成長戦略と中小企業~開業率・廃業率10%を目指すとは

 安倍首相が6月に閣議決定した成長戦略「日本再興戦略」では、(1)日本産業再興プラン、(2)戦略市場創造プラン、(3)国際展開戦略の3つを柱に、13のテーマにつき具体策を論じました。

 大きな目標を「デフレ脱却」「平均の名目成長率3%」と決めています。しかし、正直、過去の成長戦略と似たような面も…。安倍首相自身が「今まで散々論議されてきた中身がたくさんあるのも事実」と発言したように、戦略分野のイメージに、もはや見解の相違がなくなりつつある結果といえます(「戦略研レポート」2013・6・28、三井物産戦略研究所)。

 「日本産業再興プラン」の6つの柱に「6、中小企業・小規模事業者の革新」を入れたことは当然のこととはいえ、中小企業憲章の精神に沿ったものとして評価できます。

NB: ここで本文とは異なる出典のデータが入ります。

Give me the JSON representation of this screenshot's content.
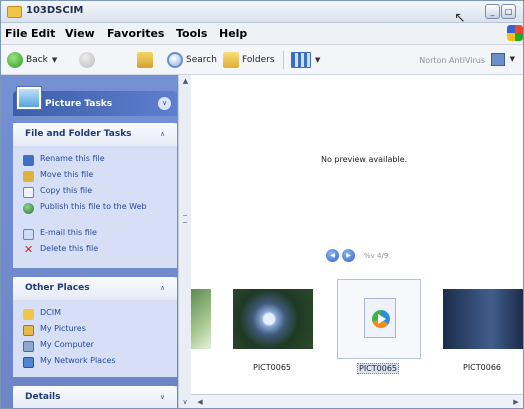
{
  "window": {
    "title": "103DSCIM"
  },
  "menu": [
    "File",
    "Edit",
    "View",
    "Favorites",
    "Tools",
    "Help"
  ],
  "toolbar": {
    "back_label": "Back",
    "search_label": "Search",
    "folders_label": "Folders",
    "address_label": "Norton AntiVirus"
  },
  "left": {
    "picture_tasks": {
      "title": "Picture Tasks"
    },
    "file_folder_tasks": {
      "title": "File and Folder Tasks",
      "items": [
        {
          "label": "Rename this file",
          "icon": "rename-icon"
        },
        {
          "label": "Move this file",
          "icon": "move-icon"
        },
        {
          "label": "Copy this file",
          "icon": "copy-icon"
        },
        {
          "label": "Publish this file to the Web",
          "icon": "publish-web-icon"
        },
        {
          "label": "E-mail this file",
          "icon": "email-icon"
        },
        {
          "label": "Delete this file",
          "icon": "delete-icon"
        }
      ]
    },
    "other_places": {
      "title": "Other Places",
      "items": [
        {
          "label": "DCIM",
          "icon": "folder-icon"
        },
        {
          "label": "My Pictures",
          "icon": "my-pictures-icon"
        },
        {
          "label": "My Computer",
          "icon": "my-computer-icon"
        },
        {
          "label": "My Network Places",
          "icon": "network-places-icon"
        }
      ]
    },
    "details": {
      "title": "Details"
    }
  },
  "preview": {
    "message": "No preview available.",
    "nav_label": "%v 4/9"
  },
  "thumbnails": [
    {
      "caption": ""
    },
    {
      "caption": "PICT0065"
    },
    {
      "caption": "PICT0065"
    },
    {
      "caption": "PICT0066"
    }
  ]
}
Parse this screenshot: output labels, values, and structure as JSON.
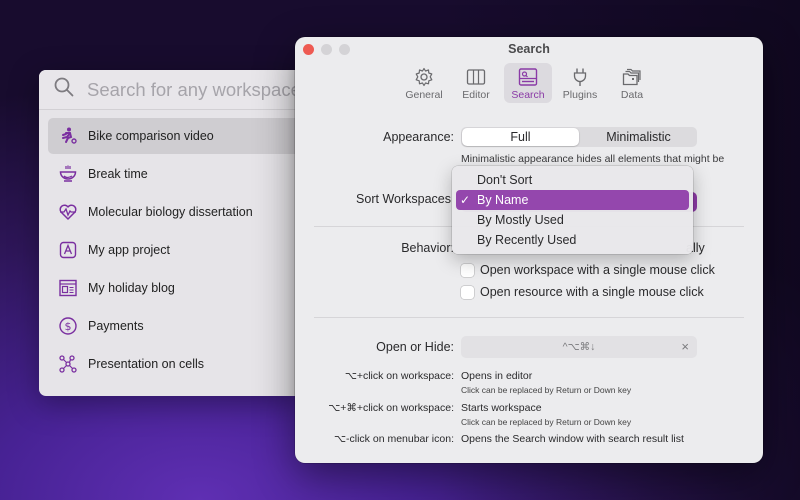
{
  "workspace_panel": {
    "search_placeholder": "Search for any workspace",
    "items": [
      {
        "label": "Bike comparison video",
        "icon": "cyclist-icon",
        "selected": true
      },
      {
        "label": "Break time",
        "icon": "hot-bowl-icon",
        "selected": false
      },
      {
        "label": "Molecular biology dissertation",
        "icon": "heart-pulse-icon",
        "selected": false
      },
      {
        "label": "My app project",
        "icon": "app-letter-a-icon",
        "selected": false
      },
      {
        "label": "My holiday blog",
        "icon": "blog-layout-icon",
        "selected": false
      },
      {
        "label": "Payments",
        "icon": "dollar-circle-icon",
        "selected": false
      },
      {
        "label": "Presentation on cells",
        "icon": "molecule-icon",
        "selected": false
      }
    ]
  },
  "window": {
    "title": "Search",
    "tabs": [
      {
        "label": "General",
        "icon": "gear-icon",
        "active": false
      },
      {
        "label": "Editor",
        "icon": "columns-icon",
        "active": false
      },
      {
        "label": "Search",
        "icon": "search-window-icon",
        "active": true
      },
      {
        "label": "Plugins",
        "icon": "plug-icon",
        "active": false
      },
      {
        "label": "Data",
        "icon": "folders-icon",
        "active": false
      }
    ],
    "appearance": {
      "label": "Appearance:",
      "options": [
        "Full",
        "Minimalistic"
      ],
      "selected": "Full",
      "hint": "Minimalistic appearance hides all elements that might be"
    },
    "sort": {
      "label": "Sort Workspaces",
      "options": [
        "Don't Sort",
        "By Name",
        "By Mostly Used",
        "By Recently Used"
      ],
      "selected": "By Name",
      "check_mark": "✓"
    },
    "behavior": {
      "label": "Behavior:",
      "partial_text": "ally",
      "checkboxes": [
        {
          "label": "Open workspace with a single mouse click",
          "checked": false
        },
        {
          "label": "Open resource with a single mouse click",
          "checked": false
        }
      ]
    },
    "open_hide": {
      "label": "Open or Hide:",
      "shortcut": "^⌥⌘↓",
      "clear": "×"
    },
    "shortcuts": [
      {
        "key": "⌥+click on workspace:",
        "value": "Opens in editor",
        "hint": "Click can be replaced by Return or Down key"
      },
      {
        "key": "⌥+⌘+click on workspace:",
        "value": "Starts workspace",
        "hint": "Click can be replaced by Return or Down key"
      },
      {
        "key": "⌥-click on menubar icon:",
        "value": "Opens the Search window with search result list",
        "hint": ""
      }
    ]
  },
  "colors": {
    "accent": "#8d3aa6",
    "menu_selection": "#9447ad",
    "icon_purple": "#7a2fa0"
  }
}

 特に、再チャレンジ投資の促進に関連して、「個人保証制度の見直し」に触れて、「経営者本人による保証について、法人の事業資産と経営者個人の資産が明確に分離されている場合等、一定の条件を満たす場合には、保証を求めないことや、履行時において一定の資産が残るなど早期事業再生着手のインセンティブを与えること等のガイドラインを、本年のできるだけ早期に策定する」など、長年要望してきた立場から大いに歓迎したいと思います。

 また、「生の声」を反映していくため、地域ブロックごとに、地域を支える企業の経営者などをメンバーとする「地方産業競争力協議会(仮称)」を設置することも重要なことです。

 しかし一方で、「開業率が廃業率を上回る状態にし、開業率・廃業率が米国・英国レベル(10%)になることを目指す」としていますが、「開業率が廃業率を上回る状態」は1980年代後半に逆転して以降、中小企業基本法が改正されても変わらない数字ですし、ましてや「10%になることを目指す」とは、どのような施策をとろうというのでしょうか。10%は高度成長期でさえ経験がありません。

 現状は、開業率が6%から2%に低下する一方、廃業率は3%台から6%台に上昇する傾向にあります。

 ちなみに、米国の中小企業は独立自営の企業です。特に、移民とマイノリティは起業家の宝庫であり、新会社の創設は、移民にとっては自らを経済に組み込むための主要なメカニズムでもあるのです。単純に日本と比べることはできません。

 さらに、「中小企業育成センター」(SBDC)は全米の約1000カ所にセンターが設置され、大学など教育機関と連携して起業家育成を行っていること。さらに、「SCORE(スコア・退職管理職サービス団)」や「女性ビジネスセンター」(WBC)など加えると1500カ所のカウンセリングの拠点が存在します。「10%になる」と言うからには長年の仕掛けが必要なのです。

 そして、開業率が上回るとはいえ、廃業率が10%とはどんな世の中を想定しているのでしょうか。新陳代謝とは相当に不安定な世の中になりそうです。